All the specific studies discussed are referenced at the back of the book. Where there was a choice, I’ve tried to select papers in open-access journals, so that they can be read for free by all. I’ve also tried to reference papers that give a good overview of a field, or good books on a subject, so that you can read more on whole areas if you want to.
Lastly: to an extent, this is a field where you need to know everything, to understand how it impacts on everything else. I’ve bent over backwards to introduce the ideas in the best order, but if all this material is completely new to you, then you might spot some extra connections – or feel greater outrage in your belly – reading it a second time. I have not assumed any prior knowledge. I have, however, assumed that you might be willing to deploy a little intellectual horsepower here and there. Some of this stuff is hard. That’s precisely why these problems have been ignored, and that’s why I’ve had to explain it to you here, in t
his book. If you want to catch people with their trousers down, you have to go into their home.
Enjoy.
Ben Goldacre
August 2012
1
Missing Data
Sponsors get the answer they want
Before we get going, we need to establish one thing beyond any doubt: industry-funded trials are more likely to produce a positive, flattering result than independently-funded trials. This is our core premise, and you’re about to read a very short chapter, because this is one of the most well-documented phenomena in the growing field of ‘research about research’. It has also become much easier to study in recent years, because the rules on declaring industry funding have become a little clearer.
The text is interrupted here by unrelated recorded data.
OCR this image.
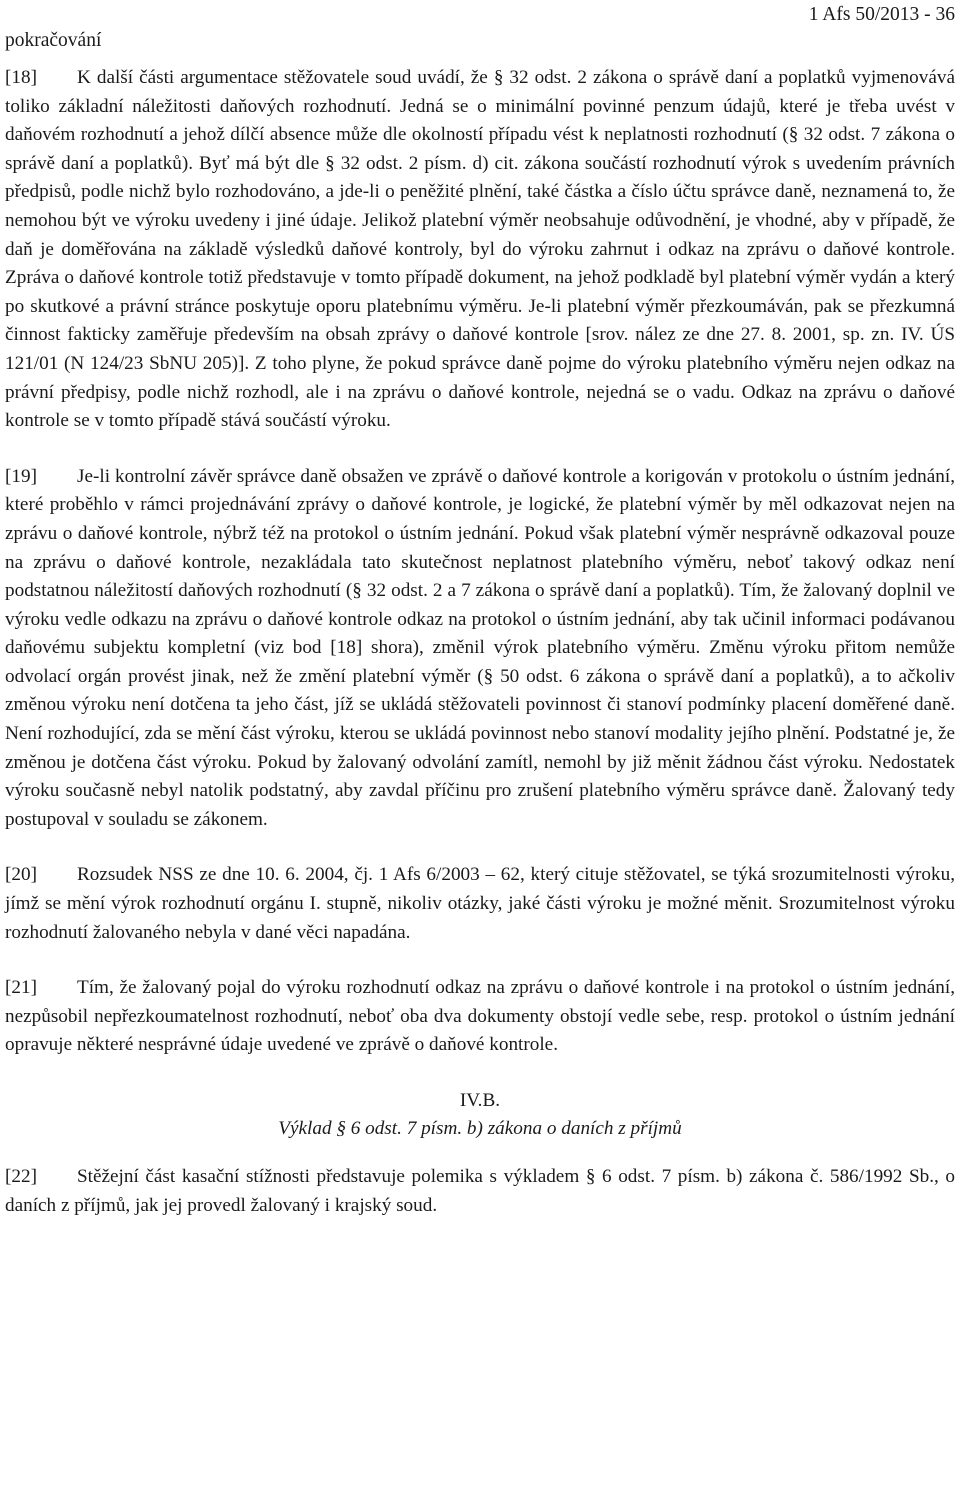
pokračování
1 Afs 50/2013 - 36

[18] K další části argumentace stěžovatele soud uvádí, že § 32 odst. 2 zákona o správě daní a poplatků vyjmenovává toliko základní náležitosti daňových rozhodnutí. Jedná se o minimální povinné penzum údajů, které je třeba uvést v daňovém rozhodnutí a jehož dílčí absence může dle okolností případu vést k neplatnosti rozhodnutí (§ 32 odst. 7 zákona o správě daní a poplatků). Byť má být dle § 32 odst. 2 písm. d) cit. zákona součástí rozhodnutí výrok s uvedením právních předpisů, podle nichž bylo rozhodováno, a jde-li o peněžité plnění, také částka a číslo účtu správce daně, neznamená to, že nemohou být ve výroku uvedeny i jiné údaje. Jelikož platební výměr neobsahuje odůvodnění, je vhodné, aby v případě, že daň je doměřována na základě výsledků daňové kontroly, byl do výroku zahrnut i odkaz na zprávu o daňové kontrole. Zpráva o daňové kontrole totiž představuje v tomto případě dokument, na jehož podkladě byl platební výměr vydán a který po skutkové a právní stránce poskytuje oporu platebnímu výměru. Je-li platební výměr přezkoumáván, pak se přezkumná činnost fakticky zaměřuje především na obsah zprávy o daňové kontrole [srov. nález ze dne 27. 8. 2001, sp. zn. IV. ÚS 121/01 (N 124/23 SbNU 205)]. Z toho plyne, že pokud správce daně pojme do výroku platebního výměru nejen odkaz na právní předpisy, podle nichž rozhodl, ale i na zprávu o daňové kontrole, nejedná se o vadu. Odkaz na zprávu o daňové kontrole se v tomto případě stává součástí výroku.

[19] Je-li kontrolní závěr správce daně obsažen ve zprávě o daňové kontrole a korigován v protokolu o ústním jednání, které proběhlo v rámci projednávání zprávy o daňové kontrole, je logické, že platební výměr by měl odkazovat nejen na zprávu o daňové kontrole, nýbrž též na protokol o ústním jednání. Pokud však platební výměr nesprávně odkazoval pouze na zprávu o daňové kontrole, nezakládala tato skutečnost neplatnost platebního výměru, neboť takový odkaz není podstatnou náležitostí daňových rozhodnutí (§ 32 odst. 2 a 7 zákona o správě daní a poplatků). Tím, že žalovaný doplnil ve výroku vedle odkazu na zprávu o daňové kontrole odkaz na protokol o ústním jednání, aby tak učinil informaci podávanou daňovému subjektu kompletní (viz bod [18] shora), změnil výrok platebního výměru. Změnu výroku přitom nemůže odvolací orgán provést jinak, než že změní platební výměr (§ 50 odst. 6 zákona o správě daní a poplatků), a to ačkoliv změnou výroku není dotčena ta jeho část, jíž se ukládá stěžovateli povinnost či stanoví podmínky placení doměřené daně. Není rozhodující, zda se mění část výroku, kterou se ukládá povinnost nebo stanoví modality jejího plnění. Podstatné je, že změnou je dotčena část výroku. Pokud by žalovaný odvolání zamítl, nemohl by již měnit žádnou část výroku. Nedostatek výroku současně nebyl natolik podstatný, aby zavdal příčinu pro zrušení platebního výměru správce daně. Žalovaný tedy postupoval v souladu se zákonem.

[20] Rozsudek NSS ze dne 10. 6. 2004, čj. 1 Afs 6/2003 – 62, který cituje stěžovatel, se týká srozumitelnosti výroku, jímž se mění výrok rozhodnutí orgánu I. stupně, nikoliv otázky, jaké části výroku je možné měnit. Srozumitelnost výroku rozhodnutí žalovaného nebyla v dané věci napadána.

[21] Tím, že žalovaný pojal do výroku rozhodnutí odkaz na zprávu o daňové kontrole i na protokol o ústním jednání, nezpůsobil nepřezkoumatelnost rozhodnutí, neboť oba dva dokumenty obstojí vedle sebe, resp. protokol o ústním jednání opravuje některé nesprávné údaje uvedené ve zprávě o daňové kontrole.

IV.B.
Výklad § 6 odst. 7 písm. b) zákona o daních z příjmů

[22] Stěžejní část kasační stížnosti představuje polemika s výkladem § 6 odst. 7 písm. b) zákona č. 586/1992 Sb., o daních z příjmů, jak jej provedl žalovaný i krajský soud.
We can begin with some recent work: in 2010, three researchers from Harvard and Toronto found all the trials looking at five major classes of drug – antidepressants, ulcer drugs and so on – then measured two key features: were they positive, and were they funded by industry?1 They found over five hundred trials in total: 85 per cent of the industry-funded studies were positive, but only 50 per cent of the government-funded trials were. That’s a very significant difference.
In 2007, researchers looked at every published trial that set out to explore the benefit of a statin.2 These are cholesterol-lowering drugs which reduce your risk of having a heart attack, they are prescribed in very large quantities, and they will loom large in this book. This study found 192 trials in total, either comparing one statin against another, or comparing a statin against a different kind of treatment. Once the researchers controlled for other factors (we’ll delve into what this means later), they found that industry-funded trials were twenty times more likely to give results favouring the test drug. Again, that’s a very big difference.